By CASEY NEILL
SERGEANT Charles Henry Masters was one of the first men in Dandenong to enlist for World War I.
He was also one of the most decorated, receiving the Military Medal and Distinguished Conduct Medal for his service.
But his son Ken Masters, who lives in Noble Park, said he never spoke about his achievements.
“I’m proud of him. We always knew what he’d done. We’d seen the medals,” he said.
Charlie embarked from Melbourne with the 8th Battalion in September 1915, aged 24.
He arrived in Gallipoli on 7 December 1915 and in his diary wrote that he received his first shock while on water fatigue the following day.
“Scottie and I had just put the water cans down when a shrapnel shell burst and one of the pellets went through a tin of water,” he wrote.
Ken said his dad was only in Gallipoli for about 12 days.
“He often talked about the two billies – the top one with a hole in it and the water dripped into the bottom one with a string attached to it and fired the rifle,” he said.
“They set them all up before they went as they were clearing off.”
On 26 October 1917 Charlie wrote that the Canadians had gone over the top, or “hopped the bags” as the soldiers called it, for an attack on Passchendaele Ridge in France – and in passing mentioned a serious injury.
“We were on their right. In the afternoon Fritz bombarded our position,” he wrote.
“I got smacked through the right arm. Arrived Canadian CC (casualty clearance) Station.”
He was sent to Graylingwell War Hospital in Chichester, England, with shrapnel wounds to his forearm.
He re-joined the 8th Battalion in France in May 1918 and was awarded the Military Medal for a raid on German trenches at Merris in July 1918.
“Charlie was one of three sergeants to take part in the raid and was the only one to return uninjured,” the Dandenong RSL reported in 1961.
He received the Distinguished Conduct Medal for taking charge of his platoon at Herbville Wood on 23 August 1918 when his officer became a casualty.
“Getting them into a suitable position (he) charged with the bayonet, getting into the wood and capturing 40 prisoners and three machine guns,” the award citation read.

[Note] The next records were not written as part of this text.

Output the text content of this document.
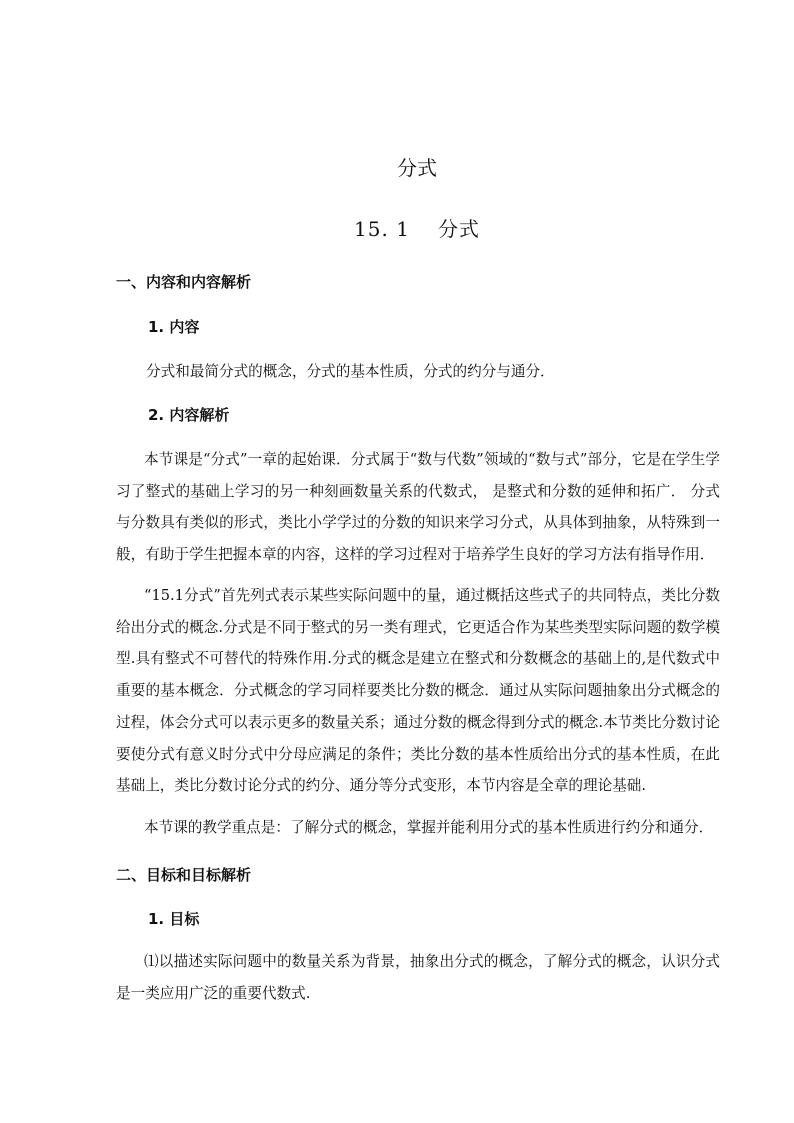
分式
15. 1 分式
一、内容和内容解析
1. 内容
分式和最简分式的概念，分式的基本性质，分式的约分与通分．
2. 内容解析
本节课是“分式”一章的起始课．分式属于“数与代数”领域的“数与式”部分，它是在学生学习了整式的基础上学习的另一种刻画数量关系的代数式， 是整式和分数的延伸和拓广． 分式与分数具有类似的形式，类比小学学过的分数的知识来学习分式，从具体到抽象，从特殊到一般，有助于学生把握本章的内容，这样的学习过程对于培养学生良好的学习方法有指导作用．
“15.1分式”首先列式表示某些实际问题中的量，通过概括这些式子的共同特点，类比分数给出分式的概念.分式是不同于整式的另一类有理式，它更适合作为某些类型实际问题的数学模型.具有整式不可替代的特殊作用.分式的概念是建立在整式和分数概念的基础上的,是代数式中重要的基本概念．分式概念的学习同样要类比分数的概念．通过从实际问题抽象出分式概念的过程，体会分式可以表示更多的数量关系；通过分数的概念得到分式的概念.本节类比分数讨论要使分式有意义时分式中分母应满足的条件；类比分数的基本性质给出分式的基本性质，在此基础上，类比分数讨论分式的约分、通分等分式变形，本节内容是全章的理论基础.
本节课的教学重点是：了解分式的概念，掌握并能利用分式的基本性质进行约分和通分．
二、目标和目标解析
1. 目标
⑴以描述实际问题中的数量关系为背景，抽象出分式的概念，了解分式的概念，认识分式是一类应用广泛的重要代数式.
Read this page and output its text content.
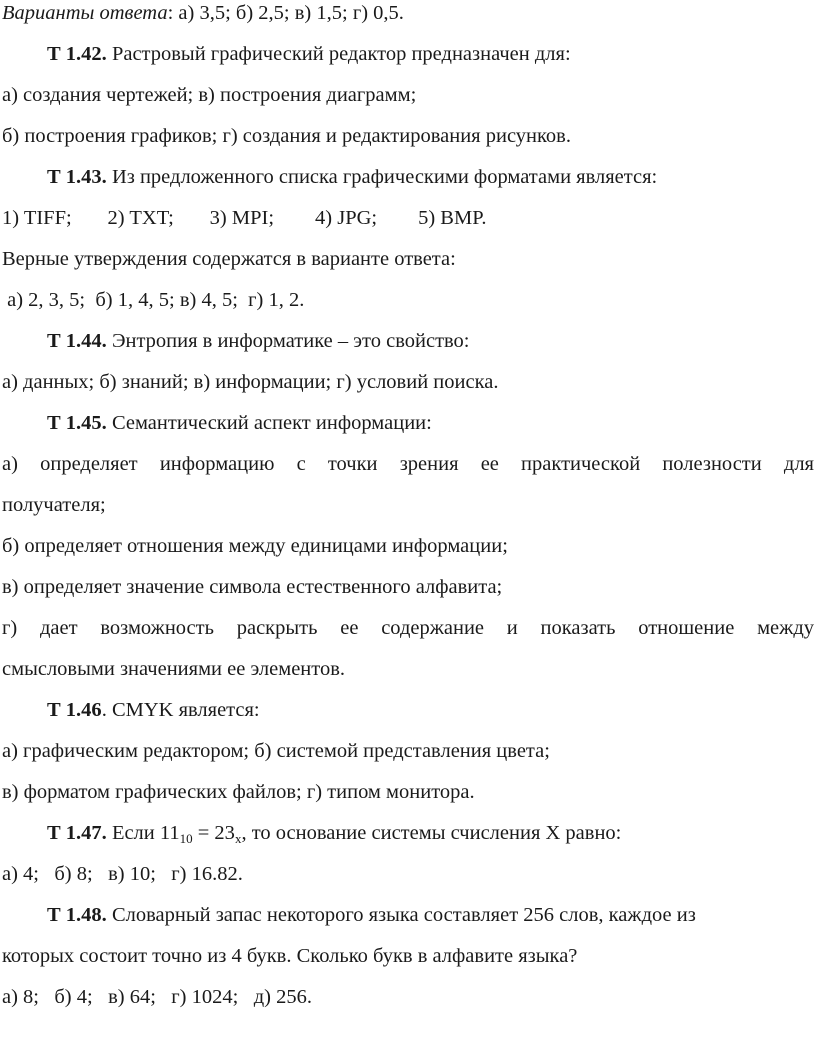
Варианты ответа: а) 3,5; б) 2,5; в) 1,5; г) 0,5.
Т 1.42. Растровый графический редактор предназначен для:
а) создания чертежей; в) построения диаграмм;
б) построения графиков; г) создания и редактирования рисунков.
Т 1.43. Из предложенного списка графическими форматами является:
1) TIFF;       2) TXT;       3) MPI;        4) JPG;        5) BMP.
Верные утверждения содержатся в варианте ответа:
а) 2, 3, 5;  б) 1, 4, 5; в) 4, 5;  г) 1, 2.
Т 1.44. Энтропия в информатике – это свойство:
а) данных; б) знаний; в) информации; г) условий поиска.
Т 1.45. Семантический аспект информации:
а) определяет информацию с точки зрения ее практической полезности для
получателя;
б) определяет отношения между единицами информации;
в) определяет значение символа естественного алфавита;
г) дает возможность раскрыть ее содержание и показать отношение между
смысловыми значениями ее элементов.
Т 1.46. CMYK является:
а) графическим редактором; б) системой представления цвета;
в) форматом графических файлов; г) типом монитора.
Т 1.47. Если $11_{10} = 23_x$, то основание системы счисления X равно:
а) 4;   б) 8;   в) 10;   г) 16.82.
Т 1.48. Словарный запас некоторого языка составляет 256 слов, каждое из
которых состоит точно из 4 букв. Сколько букв в алфавите языка?
а) 8;   б) 4;   в) 64;   г) 1024;   д) 256.
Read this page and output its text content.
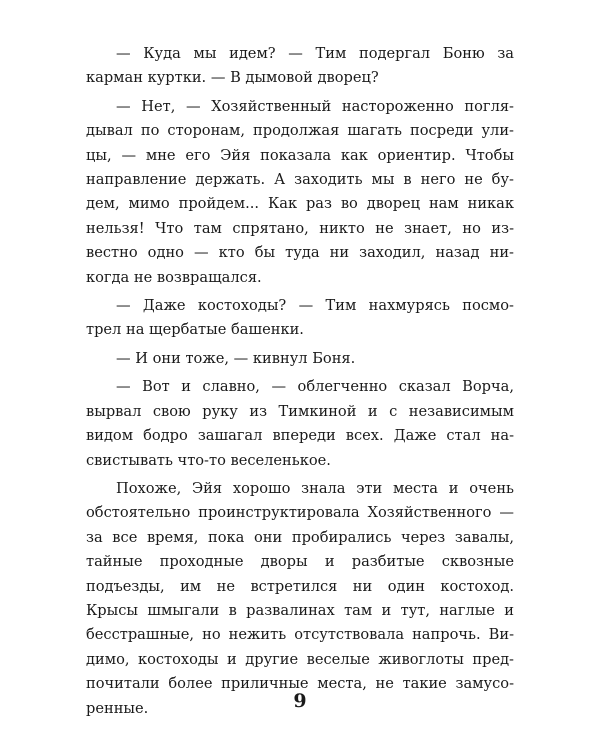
— Куда мы идем? — Тим подергал Боню за
карман куртки. — В дымовой дворец?
— Нет, — Хозяйственный настороженно погля-
дывал по сторонам, продолжая шагать посреди ули-
цы, — мне его Эйя показала как ориентир. Чтобы
направление держать. А заходить мы в него не бу-
дем, мимо пройдем... Как раз во дворец нам никак
нельзя! Что там спрятано, никто не знает, но из-
вестно одно — кто бы туда ни заходил, назад ни-
когда не возвращался.
— Даже костоходы? — Тим нахмурясь посмо-
трел на щербатые башенки.
— И они тоже, — кивнул Боня.
— Вот и славно, — облегченно сказал Ворча,
вырвал свою руку из Тимкиной и с независимым
видом бодро зашагал впереди всех. Даже стал на-
свистывать что-то веселенькое.
Похоже, Эйя хорошо знала эти места и очень
обстоятельно проинструктировала Хозяйственного —
за все время, пока они пробирались через завалы,
тайные проходные дворы и разбитые сквозные
подъезды, им не встретился ни один костоход.
Крысы шмыгали в развалинах там и тут, наглые и
бесстрашные, но нежить отсутствовала напрочь. Ви-
димо, костоходы и другие веселые живоглоты пред-
почитали более приличные места, не такие замусо-
ренные.	9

“Later he bombed his way alone 200 yards up a trench, killing six of the enemy and clearing the way for his platoon to advance over the top.”
Charlie was admitted to the military hospital in Cheltenham, England, after being gassed on 28 August 1918.
He arrived home on 2 March 1919.
Charlie worked in the Australian Army Pay Corps from 1919 to 1920, where he met the woman he would marry in 1925, May Morris.
He established a butcher shop in Lonsdale Street with Leo Matthews in 1922, during WWII served in the Volunteer Defence Corps, and became Dandenong Sewerage Authority secretary.
He was over the years involved with the Dandenong Fire Brigade, Dandenong Agricultural and Pastoral Society, Dandenong Hospital, Dandenong RSL and more.
He retired to a farm in Yannathan in 1960 following a stroke.
Tributes in the Journal following his death in 1961 described him as “truly one of nature’s gentlemen and anyone having had the pleasure of association with him could not be anything but the better for it”.